Pharmacovigilance in Latin America: challenges and synergistic partnerships between regulators, industry associations and marketing authorization holders towards a harmonized and robust PV system in the region

The PV regulatory landscape has been changing in LATAM in the past 10 years. While this is an important step towards access to safe and high quality medicines, there is a need for harmonization, as e.g. for ICSRs, the submission timelines for expedited reports can vary from 24 hours to 15 days and from local format and language to English CIOMS I. This divergence hinders efficiency, exchange of information among regulators and proactive safety science. By seeking harmonisation and ensuring all stakeholders are aligned, we can advance the culture of pharmacovigilance in Latin America.

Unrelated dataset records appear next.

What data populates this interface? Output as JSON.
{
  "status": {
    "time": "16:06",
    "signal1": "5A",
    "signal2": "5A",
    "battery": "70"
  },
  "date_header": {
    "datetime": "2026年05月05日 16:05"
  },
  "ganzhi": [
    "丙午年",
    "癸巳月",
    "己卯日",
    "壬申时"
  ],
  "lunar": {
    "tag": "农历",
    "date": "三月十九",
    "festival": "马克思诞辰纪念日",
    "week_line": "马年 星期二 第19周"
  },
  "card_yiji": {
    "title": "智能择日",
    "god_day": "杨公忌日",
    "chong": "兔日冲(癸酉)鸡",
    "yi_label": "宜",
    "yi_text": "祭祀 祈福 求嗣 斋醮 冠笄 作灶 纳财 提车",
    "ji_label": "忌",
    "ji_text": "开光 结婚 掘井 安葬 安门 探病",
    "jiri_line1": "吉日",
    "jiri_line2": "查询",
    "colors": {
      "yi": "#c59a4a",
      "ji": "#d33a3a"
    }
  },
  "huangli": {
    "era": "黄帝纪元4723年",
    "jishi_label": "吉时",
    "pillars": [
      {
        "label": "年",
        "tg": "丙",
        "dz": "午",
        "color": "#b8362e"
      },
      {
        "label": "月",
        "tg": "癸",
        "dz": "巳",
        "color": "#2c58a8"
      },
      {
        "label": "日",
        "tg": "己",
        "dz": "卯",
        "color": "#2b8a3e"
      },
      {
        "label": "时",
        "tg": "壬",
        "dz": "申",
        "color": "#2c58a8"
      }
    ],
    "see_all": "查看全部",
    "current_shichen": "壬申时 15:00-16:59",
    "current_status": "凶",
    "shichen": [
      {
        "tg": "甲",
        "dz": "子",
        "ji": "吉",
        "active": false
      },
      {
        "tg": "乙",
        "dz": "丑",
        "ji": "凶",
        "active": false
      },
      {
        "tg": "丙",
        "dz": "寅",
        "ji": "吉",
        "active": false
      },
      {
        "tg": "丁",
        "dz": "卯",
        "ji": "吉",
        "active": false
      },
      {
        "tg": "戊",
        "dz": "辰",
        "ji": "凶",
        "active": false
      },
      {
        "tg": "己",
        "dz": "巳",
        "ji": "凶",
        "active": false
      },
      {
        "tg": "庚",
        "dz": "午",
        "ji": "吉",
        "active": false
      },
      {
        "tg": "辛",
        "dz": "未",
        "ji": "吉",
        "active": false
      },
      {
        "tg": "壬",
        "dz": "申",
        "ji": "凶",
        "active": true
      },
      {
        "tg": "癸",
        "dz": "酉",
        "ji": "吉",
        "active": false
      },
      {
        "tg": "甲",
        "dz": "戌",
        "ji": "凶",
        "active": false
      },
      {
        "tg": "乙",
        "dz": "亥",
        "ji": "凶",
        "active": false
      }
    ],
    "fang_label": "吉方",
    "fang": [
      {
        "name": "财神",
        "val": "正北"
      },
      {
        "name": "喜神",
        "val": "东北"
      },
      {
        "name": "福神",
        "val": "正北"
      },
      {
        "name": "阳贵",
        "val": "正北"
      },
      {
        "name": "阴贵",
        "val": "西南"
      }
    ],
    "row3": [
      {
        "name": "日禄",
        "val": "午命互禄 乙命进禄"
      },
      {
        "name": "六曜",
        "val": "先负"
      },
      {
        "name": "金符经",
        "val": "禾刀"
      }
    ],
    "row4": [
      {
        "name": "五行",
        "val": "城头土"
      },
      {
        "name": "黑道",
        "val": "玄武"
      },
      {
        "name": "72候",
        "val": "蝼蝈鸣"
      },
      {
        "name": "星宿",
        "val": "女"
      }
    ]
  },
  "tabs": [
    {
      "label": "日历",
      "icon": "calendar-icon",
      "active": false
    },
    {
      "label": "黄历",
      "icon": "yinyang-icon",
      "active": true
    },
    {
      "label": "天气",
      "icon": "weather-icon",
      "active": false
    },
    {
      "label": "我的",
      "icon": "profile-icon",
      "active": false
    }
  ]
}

In LATAM, the collaboration between regulators, trade associations and industry has been essential to 1) raise awareness on the diverse PV requirements among the countries (1) and the impacts and risks of such diversity to patients, regulators and industry (2) and 2) enable partnerships for capability building and more resource-efficient processes. Some initiatives on this are: a) PAHO Initiative for the joint evaluation of PSURs, RMPs, and PBRERs by NRAs, b) 6th ISoP-UMC PV training and c) RMP expert meeting organized by the Mexican Association of Pharmaceutical Research Industries (AMIIF), d) EFPIA SiGiR support for E2B implementation, e) Vigilantia (3)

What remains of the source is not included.